I read a little “coaching” type column this morning. You know the drill. It was one of those pieces where the blogger gives you some important life lesson. A way to better yourself, each and every day.
Not like here, where we talk about important things like the fact that Hares are born with fur, and they can see. And those Rabbits? They are born ‘naked’ and blind.
Anyway, the article. The entire subject suggested this piece of advice: “Today, I will focus on the thing that is most important.”
It said we need to drill down and make this our center.
Call me Problematic Polly, but this seems like an undo-able task to me. First and foremost, if you really narrow things down, “breathing” is our most important activity. I mean, we have ten zillion bodily functions that are all required for us to merely exist. In every single moment. Most of which, we don’t have to think about. Miraculously, they just happen. If we are in good working order, that is. But the breathing thing is one activity we can control and regulate.
But let’s throw that one out, and call “breathing” a normal bodily function.
Back to the phrase. Today I will focus on the thing that is most important.
Again. This seems too much for me. How can one ever decide what is most important? This world is a very big place and the sheer volume of things occurring in any given moment is phenomenal.
Most of us can put these in bulky classifications: Family, Friends, Work, Home, Spirituality, Self-Purpose, Life-Survival. But within those are a blue million sub-categories. If you have 12 grandchildren, you can’t be with all of them, equally, at once, for instance.
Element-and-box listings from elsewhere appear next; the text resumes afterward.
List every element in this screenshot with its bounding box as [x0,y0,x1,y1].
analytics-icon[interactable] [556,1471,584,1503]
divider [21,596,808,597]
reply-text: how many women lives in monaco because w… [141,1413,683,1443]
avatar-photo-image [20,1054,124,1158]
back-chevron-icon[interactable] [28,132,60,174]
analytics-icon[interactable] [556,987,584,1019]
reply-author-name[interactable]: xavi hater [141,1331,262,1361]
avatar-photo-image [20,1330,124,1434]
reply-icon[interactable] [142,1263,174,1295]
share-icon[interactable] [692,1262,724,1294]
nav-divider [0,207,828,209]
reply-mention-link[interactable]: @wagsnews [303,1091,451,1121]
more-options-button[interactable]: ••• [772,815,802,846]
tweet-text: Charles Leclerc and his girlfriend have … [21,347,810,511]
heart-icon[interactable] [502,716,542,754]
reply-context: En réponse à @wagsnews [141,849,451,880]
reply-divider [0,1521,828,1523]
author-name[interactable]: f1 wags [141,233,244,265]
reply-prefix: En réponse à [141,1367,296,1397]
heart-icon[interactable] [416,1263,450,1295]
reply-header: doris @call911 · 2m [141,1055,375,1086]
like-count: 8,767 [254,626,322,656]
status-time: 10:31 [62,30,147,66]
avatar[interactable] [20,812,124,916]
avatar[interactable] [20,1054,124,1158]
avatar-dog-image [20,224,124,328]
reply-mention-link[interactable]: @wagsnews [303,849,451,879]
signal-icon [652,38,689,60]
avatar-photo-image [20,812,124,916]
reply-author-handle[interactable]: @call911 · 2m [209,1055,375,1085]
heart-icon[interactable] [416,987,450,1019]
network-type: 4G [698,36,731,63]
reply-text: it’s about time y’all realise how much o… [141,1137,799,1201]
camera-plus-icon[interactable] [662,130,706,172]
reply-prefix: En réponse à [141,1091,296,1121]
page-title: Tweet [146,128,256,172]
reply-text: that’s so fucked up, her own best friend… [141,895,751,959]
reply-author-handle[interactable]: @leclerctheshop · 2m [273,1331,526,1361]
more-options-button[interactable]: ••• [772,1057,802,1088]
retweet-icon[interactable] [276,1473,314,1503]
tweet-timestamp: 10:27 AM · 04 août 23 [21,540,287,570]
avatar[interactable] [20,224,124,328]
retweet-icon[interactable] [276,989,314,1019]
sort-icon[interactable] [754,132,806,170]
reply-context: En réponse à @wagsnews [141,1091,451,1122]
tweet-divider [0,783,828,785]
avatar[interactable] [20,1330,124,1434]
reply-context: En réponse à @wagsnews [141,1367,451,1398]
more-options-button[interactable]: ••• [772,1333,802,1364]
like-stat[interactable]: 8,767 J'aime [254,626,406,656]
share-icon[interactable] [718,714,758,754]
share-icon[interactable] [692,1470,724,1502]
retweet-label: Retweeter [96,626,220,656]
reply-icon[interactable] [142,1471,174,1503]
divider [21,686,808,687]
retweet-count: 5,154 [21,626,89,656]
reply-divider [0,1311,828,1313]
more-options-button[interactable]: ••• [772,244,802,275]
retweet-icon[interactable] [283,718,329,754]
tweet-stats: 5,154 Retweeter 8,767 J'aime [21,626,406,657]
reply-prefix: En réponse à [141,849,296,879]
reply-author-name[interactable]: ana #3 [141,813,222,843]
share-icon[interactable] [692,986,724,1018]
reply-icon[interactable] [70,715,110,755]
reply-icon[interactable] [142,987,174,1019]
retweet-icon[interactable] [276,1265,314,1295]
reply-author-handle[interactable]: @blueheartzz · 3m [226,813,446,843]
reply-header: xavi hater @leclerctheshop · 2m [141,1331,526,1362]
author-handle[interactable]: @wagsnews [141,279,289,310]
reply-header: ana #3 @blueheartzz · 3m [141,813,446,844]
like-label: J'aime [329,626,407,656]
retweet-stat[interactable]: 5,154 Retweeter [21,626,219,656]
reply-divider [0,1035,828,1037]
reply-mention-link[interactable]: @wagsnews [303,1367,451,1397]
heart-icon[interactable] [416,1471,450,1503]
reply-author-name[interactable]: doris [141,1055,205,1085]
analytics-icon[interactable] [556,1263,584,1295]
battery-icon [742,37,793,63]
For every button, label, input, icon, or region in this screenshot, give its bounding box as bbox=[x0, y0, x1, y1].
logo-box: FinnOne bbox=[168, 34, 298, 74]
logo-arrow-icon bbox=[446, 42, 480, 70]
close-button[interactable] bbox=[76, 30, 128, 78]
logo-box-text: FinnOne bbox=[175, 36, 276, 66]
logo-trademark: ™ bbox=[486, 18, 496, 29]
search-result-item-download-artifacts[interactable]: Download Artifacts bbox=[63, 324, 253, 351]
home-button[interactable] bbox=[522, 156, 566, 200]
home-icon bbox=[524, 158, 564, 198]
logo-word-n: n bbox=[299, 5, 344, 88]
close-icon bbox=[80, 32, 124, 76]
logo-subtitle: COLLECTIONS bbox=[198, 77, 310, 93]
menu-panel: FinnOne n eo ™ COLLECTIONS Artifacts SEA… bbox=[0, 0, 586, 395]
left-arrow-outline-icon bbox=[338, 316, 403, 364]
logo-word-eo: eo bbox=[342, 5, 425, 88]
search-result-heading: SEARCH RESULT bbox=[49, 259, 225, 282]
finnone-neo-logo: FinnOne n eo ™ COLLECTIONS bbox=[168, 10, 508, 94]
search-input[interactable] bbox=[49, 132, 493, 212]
And then there are other planetary things. Which are way up there. As an example, take those islands off the West-Coast of Australia. On one of them is a lake. Lake Hillier to be exact. The water, the color of the lake, is a bright, bubble-gum pink. I’m told it is the only colored lake in the world. But here is the thing. Scientists have not yet determined what causes Hillier to be such a bright pink. We have to find out.
Now. I don’t know about you, but this seems pretty pressing to me.
And since we are on the island thing. There is an uninhabited island in the Bahamas. It is called Pig Beach, and for good reason. It is populated entirely by swimming pigs. Nobody really knows how they got there. But. There it is. Another big item by my standards. Swimming Pigs with an island of their own? I smell hints of Orwell’s Animal Farm.
I could go on innumerably here. But perhaps we should all take this next one into consideration. It has to do with the lovely, and wonderful, Marge Simpson. Originally, her hair style was designed that way — all big and upright — because the creator, Matt Groening wanted to hide her rabbit ears.
Marge Simpson. Rabbit ears.
That means she was born naked, and blind.
Which. Logically. Leads us to the very next supposition.
We are all either like Rabbits. Or Hares.
And that my friends, should be our greatest concern.
Are we born blind, and learn to see?
Or do we come in seeing, and end up losing our sight?
“The most pathetic person in the world is some one who has sight but no vision.”
― Helen Keller
“You can find something truly important in an ordinary minute.”
― Mitch Albom, For One More Day
“The most beautiful thing we can experience is the mysterious. It is the source of all true art and all science. He to whom this emotion is a stranger, who can no longer pause to wonder and stand rapt in awe, is as good as dead: his eyes are closed.”